Author: Donnison, Sharn, Christie, Michael

Type of paper: Abstract refereed

Abstract:
In this paper we report on research carried out as part of a large scale project funded by the Australian Government Department of Foreign Affairs and Trade (DFAT) through the Government Partnerships for Development (GPFD) funding stream. This ongoing project is aimed at increasing the education capacity of early childhood teachers, primary school teachers, principals and teacher educators in Papua, Indonesia and is a partnership project with Australian Aid, the Papuan Provincial Government and the University of the Sunshine Coast. Our contribution to the project focusses on the professional development of primary school teachers and was undertaken in Jayapura, Papua province on two separate occasions. In the first 12 day workshop we provided master coach training to 40 Papuan senior primary school teachers who then assisted with the second 10 day workshop that provided professional development in curriculum design and implementation, pedagogy, assessment and resource development for 100 primary teachers at different stages of their careers.

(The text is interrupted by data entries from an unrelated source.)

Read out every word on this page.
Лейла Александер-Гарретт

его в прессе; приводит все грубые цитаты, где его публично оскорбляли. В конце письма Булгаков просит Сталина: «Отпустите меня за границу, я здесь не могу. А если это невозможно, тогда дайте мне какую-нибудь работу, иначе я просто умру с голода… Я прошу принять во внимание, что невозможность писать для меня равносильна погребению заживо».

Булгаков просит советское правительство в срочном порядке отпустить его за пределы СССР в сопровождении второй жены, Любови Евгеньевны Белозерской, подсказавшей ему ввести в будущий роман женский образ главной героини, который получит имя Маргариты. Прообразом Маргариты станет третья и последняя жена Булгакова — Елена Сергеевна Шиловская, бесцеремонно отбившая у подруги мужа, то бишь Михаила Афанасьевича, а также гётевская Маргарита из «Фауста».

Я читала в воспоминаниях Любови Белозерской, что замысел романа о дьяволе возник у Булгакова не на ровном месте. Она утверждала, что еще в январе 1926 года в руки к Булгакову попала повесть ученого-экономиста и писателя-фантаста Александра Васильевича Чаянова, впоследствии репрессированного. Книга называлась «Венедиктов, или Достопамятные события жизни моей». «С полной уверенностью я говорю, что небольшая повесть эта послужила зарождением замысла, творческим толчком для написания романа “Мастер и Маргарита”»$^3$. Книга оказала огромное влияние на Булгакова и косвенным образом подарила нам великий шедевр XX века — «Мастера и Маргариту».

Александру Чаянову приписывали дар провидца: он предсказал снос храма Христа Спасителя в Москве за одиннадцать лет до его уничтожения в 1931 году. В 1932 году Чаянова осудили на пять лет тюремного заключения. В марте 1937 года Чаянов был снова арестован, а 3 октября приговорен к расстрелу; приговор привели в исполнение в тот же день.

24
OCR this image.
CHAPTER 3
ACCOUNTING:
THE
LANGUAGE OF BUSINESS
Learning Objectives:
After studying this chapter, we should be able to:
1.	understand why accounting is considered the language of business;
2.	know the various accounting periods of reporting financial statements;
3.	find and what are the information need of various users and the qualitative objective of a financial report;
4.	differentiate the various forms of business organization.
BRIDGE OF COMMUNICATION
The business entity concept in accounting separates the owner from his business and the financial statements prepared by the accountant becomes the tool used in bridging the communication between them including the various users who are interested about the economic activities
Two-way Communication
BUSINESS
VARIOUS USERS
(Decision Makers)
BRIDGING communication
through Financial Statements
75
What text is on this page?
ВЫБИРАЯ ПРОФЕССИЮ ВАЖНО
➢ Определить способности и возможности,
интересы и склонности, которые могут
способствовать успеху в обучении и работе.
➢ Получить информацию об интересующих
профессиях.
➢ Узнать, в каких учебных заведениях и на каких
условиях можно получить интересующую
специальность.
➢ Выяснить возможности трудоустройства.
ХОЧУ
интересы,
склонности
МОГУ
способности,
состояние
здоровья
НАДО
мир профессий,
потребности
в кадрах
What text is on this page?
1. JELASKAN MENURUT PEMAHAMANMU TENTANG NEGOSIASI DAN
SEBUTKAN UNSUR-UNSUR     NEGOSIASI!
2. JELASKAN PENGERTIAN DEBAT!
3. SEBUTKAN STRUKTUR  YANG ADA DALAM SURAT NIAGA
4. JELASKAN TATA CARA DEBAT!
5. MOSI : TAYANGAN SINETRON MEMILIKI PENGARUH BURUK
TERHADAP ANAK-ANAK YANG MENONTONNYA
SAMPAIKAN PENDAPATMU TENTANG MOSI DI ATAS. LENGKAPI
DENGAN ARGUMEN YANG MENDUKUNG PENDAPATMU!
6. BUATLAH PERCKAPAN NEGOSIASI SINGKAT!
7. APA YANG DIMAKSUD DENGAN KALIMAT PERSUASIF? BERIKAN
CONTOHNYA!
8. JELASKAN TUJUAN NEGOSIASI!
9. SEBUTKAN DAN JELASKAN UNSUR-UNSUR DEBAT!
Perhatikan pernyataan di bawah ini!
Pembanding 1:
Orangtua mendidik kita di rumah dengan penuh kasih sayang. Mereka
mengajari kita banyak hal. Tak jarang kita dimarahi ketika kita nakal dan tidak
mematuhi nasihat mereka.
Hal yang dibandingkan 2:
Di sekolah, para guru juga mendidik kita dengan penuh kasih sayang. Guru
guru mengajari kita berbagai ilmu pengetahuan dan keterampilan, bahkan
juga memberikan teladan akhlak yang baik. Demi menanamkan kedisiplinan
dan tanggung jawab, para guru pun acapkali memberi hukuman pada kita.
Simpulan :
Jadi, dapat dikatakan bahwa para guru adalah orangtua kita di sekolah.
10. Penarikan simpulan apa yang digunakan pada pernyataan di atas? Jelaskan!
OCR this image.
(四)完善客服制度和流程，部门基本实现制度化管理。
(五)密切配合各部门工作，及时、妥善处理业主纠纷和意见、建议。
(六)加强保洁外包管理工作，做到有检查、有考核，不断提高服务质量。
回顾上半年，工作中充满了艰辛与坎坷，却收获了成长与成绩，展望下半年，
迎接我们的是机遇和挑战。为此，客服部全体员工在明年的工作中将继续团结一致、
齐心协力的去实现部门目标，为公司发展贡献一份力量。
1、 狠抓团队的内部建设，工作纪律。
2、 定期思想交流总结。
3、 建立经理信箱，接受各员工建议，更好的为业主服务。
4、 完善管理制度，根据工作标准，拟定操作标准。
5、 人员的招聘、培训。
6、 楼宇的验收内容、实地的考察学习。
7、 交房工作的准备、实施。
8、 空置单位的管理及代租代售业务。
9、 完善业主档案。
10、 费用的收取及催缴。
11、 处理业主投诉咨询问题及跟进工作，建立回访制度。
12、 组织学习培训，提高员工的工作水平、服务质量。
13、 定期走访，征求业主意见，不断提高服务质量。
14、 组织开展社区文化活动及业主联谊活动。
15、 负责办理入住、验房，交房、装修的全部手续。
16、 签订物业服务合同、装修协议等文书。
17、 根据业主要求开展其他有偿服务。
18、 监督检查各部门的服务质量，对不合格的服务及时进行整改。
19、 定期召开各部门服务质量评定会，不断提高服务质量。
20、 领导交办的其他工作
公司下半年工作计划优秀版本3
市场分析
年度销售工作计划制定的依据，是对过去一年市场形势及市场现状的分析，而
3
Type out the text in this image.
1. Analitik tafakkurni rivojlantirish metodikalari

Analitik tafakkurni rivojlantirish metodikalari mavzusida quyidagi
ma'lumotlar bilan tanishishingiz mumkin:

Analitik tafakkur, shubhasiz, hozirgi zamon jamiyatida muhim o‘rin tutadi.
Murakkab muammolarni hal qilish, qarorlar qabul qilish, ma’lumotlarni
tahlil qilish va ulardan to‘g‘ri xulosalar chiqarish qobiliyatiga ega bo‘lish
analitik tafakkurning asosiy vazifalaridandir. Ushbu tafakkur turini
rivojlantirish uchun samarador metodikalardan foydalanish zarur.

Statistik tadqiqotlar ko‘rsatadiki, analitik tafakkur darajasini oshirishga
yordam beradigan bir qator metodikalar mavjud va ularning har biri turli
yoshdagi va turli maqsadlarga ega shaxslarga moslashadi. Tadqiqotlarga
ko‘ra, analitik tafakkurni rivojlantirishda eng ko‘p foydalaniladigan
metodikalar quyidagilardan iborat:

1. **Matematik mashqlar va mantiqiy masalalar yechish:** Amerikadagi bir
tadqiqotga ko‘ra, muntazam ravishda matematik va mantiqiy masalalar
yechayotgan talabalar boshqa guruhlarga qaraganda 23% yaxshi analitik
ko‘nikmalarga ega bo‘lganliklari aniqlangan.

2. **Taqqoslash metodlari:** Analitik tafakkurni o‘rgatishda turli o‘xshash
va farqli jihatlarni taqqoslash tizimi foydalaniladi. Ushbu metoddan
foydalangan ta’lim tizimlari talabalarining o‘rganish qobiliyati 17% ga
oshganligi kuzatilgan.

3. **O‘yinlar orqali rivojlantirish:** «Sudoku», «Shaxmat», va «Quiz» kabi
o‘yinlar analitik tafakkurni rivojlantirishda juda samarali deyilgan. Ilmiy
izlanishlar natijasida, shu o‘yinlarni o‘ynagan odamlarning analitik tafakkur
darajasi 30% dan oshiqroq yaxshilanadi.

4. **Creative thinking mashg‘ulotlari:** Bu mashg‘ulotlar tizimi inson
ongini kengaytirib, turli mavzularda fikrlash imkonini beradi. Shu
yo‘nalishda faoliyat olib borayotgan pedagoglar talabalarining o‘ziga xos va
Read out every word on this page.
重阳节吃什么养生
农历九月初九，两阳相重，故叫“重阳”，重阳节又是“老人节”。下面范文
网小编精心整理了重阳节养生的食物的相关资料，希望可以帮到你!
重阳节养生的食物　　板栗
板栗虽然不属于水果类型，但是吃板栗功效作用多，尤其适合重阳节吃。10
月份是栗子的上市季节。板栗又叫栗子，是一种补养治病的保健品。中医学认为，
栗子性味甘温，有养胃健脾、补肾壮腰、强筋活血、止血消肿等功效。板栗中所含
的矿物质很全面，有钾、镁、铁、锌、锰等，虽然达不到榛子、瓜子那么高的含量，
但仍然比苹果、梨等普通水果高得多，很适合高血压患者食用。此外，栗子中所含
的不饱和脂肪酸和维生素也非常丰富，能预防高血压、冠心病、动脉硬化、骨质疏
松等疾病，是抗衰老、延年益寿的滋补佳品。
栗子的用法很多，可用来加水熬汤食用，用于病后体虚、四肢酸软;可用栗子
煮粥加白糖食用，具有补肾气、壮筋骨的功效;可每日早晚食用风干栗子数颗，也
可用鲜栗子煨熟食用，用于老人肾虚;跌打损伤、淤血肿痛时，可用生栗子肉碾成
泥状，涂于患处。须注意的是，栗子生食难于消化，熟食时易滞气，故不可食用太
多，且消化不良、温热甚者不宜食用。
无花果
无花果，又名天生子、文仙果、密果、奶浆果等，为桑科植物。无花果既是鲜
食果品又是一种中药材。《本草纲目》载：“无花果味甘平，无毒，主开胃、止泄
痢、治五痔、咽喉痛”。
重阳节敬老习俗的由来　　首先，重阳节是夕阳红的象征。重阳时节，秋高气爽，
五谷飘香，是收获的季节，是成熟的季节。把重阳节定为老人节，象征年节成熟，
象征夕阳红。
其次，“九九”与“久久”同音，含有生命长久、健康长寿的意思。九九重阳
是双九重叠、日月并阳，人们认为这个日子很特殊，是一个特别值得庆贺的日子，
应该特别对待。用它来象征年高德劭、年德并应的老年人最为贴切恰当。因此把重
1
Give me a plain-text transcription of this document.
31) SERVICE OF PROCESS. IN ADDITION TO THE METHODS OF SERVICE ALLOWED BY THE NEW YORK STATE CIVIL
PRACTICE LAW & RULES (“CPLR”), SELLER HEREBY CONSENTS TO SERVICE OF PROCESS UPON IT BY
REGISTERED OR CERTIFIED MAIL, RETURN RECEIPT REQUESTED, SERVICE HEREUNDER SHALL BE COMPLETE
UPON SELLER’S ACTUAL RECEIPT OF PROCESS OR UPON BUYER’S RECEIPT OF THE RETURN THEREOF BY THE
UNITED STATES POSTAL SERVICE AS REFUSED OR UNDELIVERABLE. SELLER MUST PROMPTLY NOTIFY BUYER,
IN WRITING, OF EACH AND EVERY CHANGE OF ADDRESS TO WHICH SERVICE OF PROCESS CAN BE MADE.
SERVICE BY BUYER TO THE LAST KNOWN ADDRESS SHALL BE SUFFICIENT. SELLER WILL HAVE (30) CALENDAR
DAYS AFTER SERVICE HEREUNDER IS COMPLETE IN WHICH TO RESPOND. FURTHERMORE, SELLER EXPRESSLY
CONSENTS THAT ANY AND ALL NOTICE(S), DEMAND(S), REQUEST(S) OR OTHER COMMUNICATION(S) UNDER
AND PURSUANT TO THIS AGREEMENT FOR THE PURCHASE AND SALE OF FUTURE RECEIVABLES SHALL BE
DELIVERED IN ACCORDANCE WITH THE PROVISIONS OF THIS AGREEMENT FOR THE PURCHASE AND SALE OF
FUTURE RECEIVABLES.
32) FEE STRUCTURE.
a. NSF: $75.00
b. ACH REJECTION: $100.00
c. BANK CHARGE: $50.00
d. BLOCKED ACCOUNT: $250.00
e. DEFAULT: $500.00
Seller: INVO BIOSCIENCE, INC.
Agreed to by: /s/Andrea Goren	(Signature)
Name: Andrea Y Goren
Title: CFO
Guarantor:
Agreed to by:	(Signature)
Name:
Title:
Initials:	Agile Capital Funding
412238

We have used a modified form of the Most Significant Change (MSC) methodology to determine to what extent the professional development program helped change the Papuan primary teachers’ educational knowledge and skills and their attitudes towards their teaching and their professional roles. Unlike other methodologies used in educational development projects MSC endeavors to capture what the recipients think have been the most significant results of the project. Captured in the form of stories, participants identify why, when and how they have changed in their professional attitudes, thoughts and actions. The project participants filled out pre and post surveys, kept daily reflections and participated in focus groups where they shared insights about the value and appropriateness of the professional development that they had received. For this paper we have concentrated on the stories evidenced in the daily reflections. At a later stage of the overall project we will also analyze the significant stories that have emerged from the pre and post surveys and the focus groups. Analysis of the daily reflection data revealed that a clear majority of the participants felt that they had strengthened their capacity and competence to teach in what is, often, a very demanding situation.